O importante aqui não é mais provar nada, e sim materializar uma condenação política e midiática, que não precisa passar pela irritante burocracia do código penal, que confere aos cidadãos o direito a um segundo julgamento e a recursos.

Vale tudo em nome da política.

Só que a Lava Jato parece estar gastando seus últimos cartuchos. As conspirações judiciais entraram numa fase mais desesperada. Neste final de semana, a Folha vazou uma delação que sequer foi assinada por um empresário. Ou seja, delatou o próprio delator! Se já é um absurdo, e uma violação do sentido da delação premiada (que não é dar razão ao bandido), o vazamento de seu conteúdo antes que haja provas, o que dizer deste vazamento antes mesmo que o delator celebre um acordo com a promotoria, ou seja, que assine um depoimento?

As insinuações contra Lula refletem o “momentum”, que é de trucidar a imagem do ex-presidente.

A Globo, através da Época, iniciou uma campanha fortíssima contra Lula, e é ingenuidade das redes sociais pró-lulistas achar que os desmentidos foram suficientes.

A Globo sabe o que está fazendo. As redes sociais antipetistas, que incharam desmesuradamente nos últimos meses, são fechadas.
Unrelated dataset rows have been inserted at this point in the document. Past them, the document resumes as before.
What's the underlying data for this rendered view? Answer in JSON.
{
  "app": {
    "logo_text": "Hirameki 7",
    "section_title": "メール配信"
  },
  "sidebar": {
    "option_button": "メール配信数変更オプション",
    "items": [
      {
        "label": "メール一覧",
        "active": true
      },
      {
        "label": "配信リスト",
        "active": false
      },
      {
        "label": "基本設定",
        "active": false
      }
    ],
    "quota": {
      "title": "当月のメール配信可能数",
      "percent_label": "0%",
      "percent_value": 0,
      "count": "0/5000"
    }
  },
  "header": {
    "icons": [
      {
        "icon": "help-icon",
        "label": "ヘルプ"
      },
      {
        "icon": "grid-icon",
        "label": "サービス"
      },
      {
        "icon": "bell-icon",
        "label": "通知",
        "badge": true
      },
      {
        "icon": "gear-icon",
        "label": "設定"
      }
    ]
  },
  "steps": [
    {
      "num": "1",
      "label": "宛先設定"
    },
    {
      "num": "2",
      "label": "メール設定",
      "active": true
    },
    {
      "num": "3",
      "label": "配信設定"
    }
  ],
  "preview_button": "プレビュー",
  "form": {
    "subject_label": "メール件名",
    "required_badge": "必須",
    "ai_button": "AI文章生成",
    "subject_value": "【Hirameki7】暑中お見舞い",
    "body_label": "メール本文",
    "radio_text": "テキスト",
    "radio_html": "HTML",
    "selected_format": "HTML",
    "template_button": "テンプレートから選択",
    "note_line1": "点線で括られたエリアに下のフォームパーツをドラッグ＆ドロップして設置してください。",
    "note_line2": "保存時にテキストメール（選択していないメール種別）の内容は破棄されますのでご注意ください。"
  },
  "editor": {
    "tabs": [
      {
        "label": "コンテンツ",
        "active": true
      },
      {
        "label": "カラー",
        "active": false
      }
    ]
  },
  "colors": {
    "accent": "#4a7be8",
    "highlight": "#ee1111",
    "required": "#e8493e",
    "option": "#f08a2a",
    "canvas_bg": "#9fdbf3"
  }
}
Ali não entram os desmentidos do Instituto Lula, nem as matérias dos blogs, nem as “hashtags” da militância petista.

Essa guerra não será vencida com tuitáço. E sim com uma ampla estratégia de comunicação, na qual o governo federal deveria participar, em nome da democracia, da honra de seu partido, e da verdadeira justiça.

No atual estágio da luta política, não existe mais separação entre Dilma e PT. Isso é bobagem. Agora ambos estão no mesmo barco.

A destruição de um é a destruição de outro. E vice-versa.